Data from the International Bone Marrow Transplant Registry indicate that leukemia-free survival after allogeneic marrow transplantation from HLA-identical siblings for treatment of Ph¹⁺ ALL is 31% at 2 years for all patients and 38% for patients transplanted during first remission.4 Combined data in 47 patients reported from nine centers are similar with 33% leukemia-free survival.2,3,15-17 Patients without an HLA-compatible family donor are frequently offered an autologous transplant. The data published to date show that 24 of 35 patients (69%) with Ph¹⁺ ALL included in six studies relapsed or died in remission after autologous bone marrow transplantation (ABMT).3,5 15-18 Therefore, new approaches are needed in patients with this disease.

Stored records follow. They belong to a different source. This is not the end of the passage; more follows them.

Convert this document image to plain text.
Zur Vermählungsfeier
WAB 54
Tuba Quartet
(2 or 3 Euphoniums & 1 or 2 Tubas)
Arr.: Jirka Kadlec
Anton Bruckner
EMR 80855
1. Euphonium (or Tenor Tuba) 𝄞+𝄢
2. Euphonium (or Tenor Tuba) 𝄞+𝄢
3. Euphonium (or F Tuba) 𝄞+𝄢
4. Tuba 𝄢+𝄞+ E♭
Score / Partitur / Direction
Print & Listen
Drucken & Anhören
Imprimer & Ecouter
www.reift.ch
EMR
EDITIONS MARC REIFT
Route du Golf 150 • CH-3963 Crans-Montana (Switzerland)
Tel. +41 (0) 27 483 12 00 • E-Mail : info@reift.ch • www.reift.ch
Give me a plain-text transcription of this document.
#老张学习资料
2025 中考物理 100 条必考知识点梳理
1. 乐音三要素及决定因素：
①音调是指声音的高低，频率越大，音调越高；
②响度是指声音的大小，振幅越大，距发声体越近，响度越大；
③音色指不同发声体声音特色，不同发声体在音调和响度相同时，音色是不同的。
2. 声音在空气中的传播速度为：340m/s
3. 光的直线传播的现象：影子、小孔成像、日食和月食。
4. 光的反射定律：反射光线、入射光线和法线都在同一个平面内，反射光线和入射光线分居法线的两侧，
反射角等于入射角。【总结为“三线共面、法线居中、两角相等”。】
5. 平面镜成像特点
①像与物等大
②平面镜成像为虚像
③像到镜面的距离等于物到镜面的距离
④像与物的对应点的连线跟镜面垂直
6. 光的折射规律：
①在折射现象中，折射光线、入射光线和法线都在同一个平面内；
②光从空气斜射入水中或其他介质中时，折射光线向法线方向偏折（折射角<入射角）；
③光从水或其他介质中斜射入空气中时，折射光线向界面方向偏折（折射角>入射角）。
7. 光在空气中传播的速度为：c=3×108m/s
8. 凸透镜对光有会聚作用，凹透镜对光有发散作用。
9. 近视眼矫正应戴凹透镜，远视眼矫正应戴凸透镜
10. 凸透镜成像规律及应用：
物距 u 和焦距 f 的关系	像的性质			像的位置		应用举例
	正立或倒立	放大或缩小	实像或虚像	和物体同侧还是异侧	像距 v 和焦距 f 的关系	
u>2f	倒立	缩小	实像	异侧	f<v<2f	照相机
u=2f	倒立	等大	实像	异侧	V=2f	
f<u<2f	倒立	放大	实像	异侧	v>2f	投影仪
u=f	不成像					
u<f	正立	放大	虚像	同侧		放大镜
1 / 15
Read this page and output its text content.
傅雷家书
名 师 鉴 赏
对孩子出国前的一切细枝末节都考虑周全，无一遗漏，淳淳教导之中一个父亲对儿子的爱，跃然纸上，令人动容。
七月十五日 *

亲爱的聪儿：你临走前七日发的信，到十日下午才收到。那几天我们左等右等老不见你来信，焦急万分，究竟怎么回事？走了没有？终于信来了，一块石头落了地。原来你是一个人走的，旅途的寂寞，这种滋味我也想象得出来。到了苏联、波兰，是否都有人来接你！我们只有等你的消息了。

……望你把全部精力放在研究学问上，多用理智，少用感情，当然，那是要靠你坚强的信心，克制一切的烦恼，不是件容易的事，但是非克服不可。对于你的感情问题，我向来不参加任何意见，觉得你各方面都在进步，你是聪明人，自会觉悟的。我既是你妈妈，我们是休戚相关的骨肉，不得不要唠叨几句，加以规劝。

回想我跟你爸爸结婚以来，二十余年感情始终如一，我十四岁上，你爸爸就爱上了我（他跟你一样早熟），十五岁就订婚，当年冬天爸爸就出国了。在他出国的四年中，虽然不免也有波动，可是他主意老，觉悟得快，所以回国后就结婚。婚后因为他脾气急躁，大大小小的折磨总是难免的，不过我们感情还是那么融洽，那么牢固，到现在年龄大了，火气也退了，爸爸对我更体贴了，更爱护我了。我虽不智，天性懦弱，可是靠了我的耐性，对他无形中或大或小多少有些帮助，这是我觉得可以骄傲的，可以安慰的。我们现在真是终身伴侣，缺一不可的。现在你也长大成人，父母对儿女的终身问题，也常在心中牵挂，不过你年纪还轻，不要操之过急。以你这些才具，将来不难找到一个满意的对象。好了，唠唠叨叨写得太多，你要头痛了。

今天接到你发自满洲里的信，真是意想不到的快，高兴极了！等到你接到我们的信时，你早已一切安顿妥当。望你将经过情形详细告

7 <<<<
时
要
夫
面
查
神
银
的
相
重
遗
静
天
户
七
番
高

From our series, it appears that unrelated donor marrow transplantation is an effective therapy for patients with early stage Ph¹⁺ ALL who lack a family match. Of note, none of 8 patients transplanted during remission had recurrent malignancy and 7 survive leukemia-free. It is unknown if the low relapse rate observed in patients transplanted during remission is the consequence of an increased graft-versus-leukemia effect after unrelated donor marrow transplantation, when compared with HLA-identical sibling transplants. The 9 patients in CR in this series are likely cured of malignancy, because most relapses after allogeneic marrow transplantation for Ph¹⁺ ALL occur during the first 10 months,4 and the shortest follow-up of the survivors reported here is 9 months. In addition, most of our patients in sustained remission posttransplant have no bcr-abl transcripts detectable by a very sensitive reverse transcription-PCR assay.7 19 

Although some degree of acute GVHD occurred in all the patients at risk, in most cases GVHD was not severe. In contrast, chronic GVHD was frequent among survivors in remission and more effective prophylaxis and treatment of this complication are needed to improve the quality of life.

Given the increase in the number of HLA-typed volunteer donors, the probability of finding a serologic-defined HLA-A, B, DR compatible unrelated donor for a Caucasian patient has increased to approximately 70% and the median search duration in the NMDP has declined to 4.1 months.20 Because the median remission duration for patients with Ph⁺ ALL is 8 to 9 months,1 transplantation should be feasible during first remission in most patients with an HLA-compatible unrelated donor. To facilitate the timelines of transplantation, HLA-typing should be performed at the time of diagnosis and in the absence of a family match, an unrelated donor search should be initiated immediately.

The authors thank Dr E. Donnall Thomas for the critical review of this manuscript and Dottie Thomas for her editorial assistance.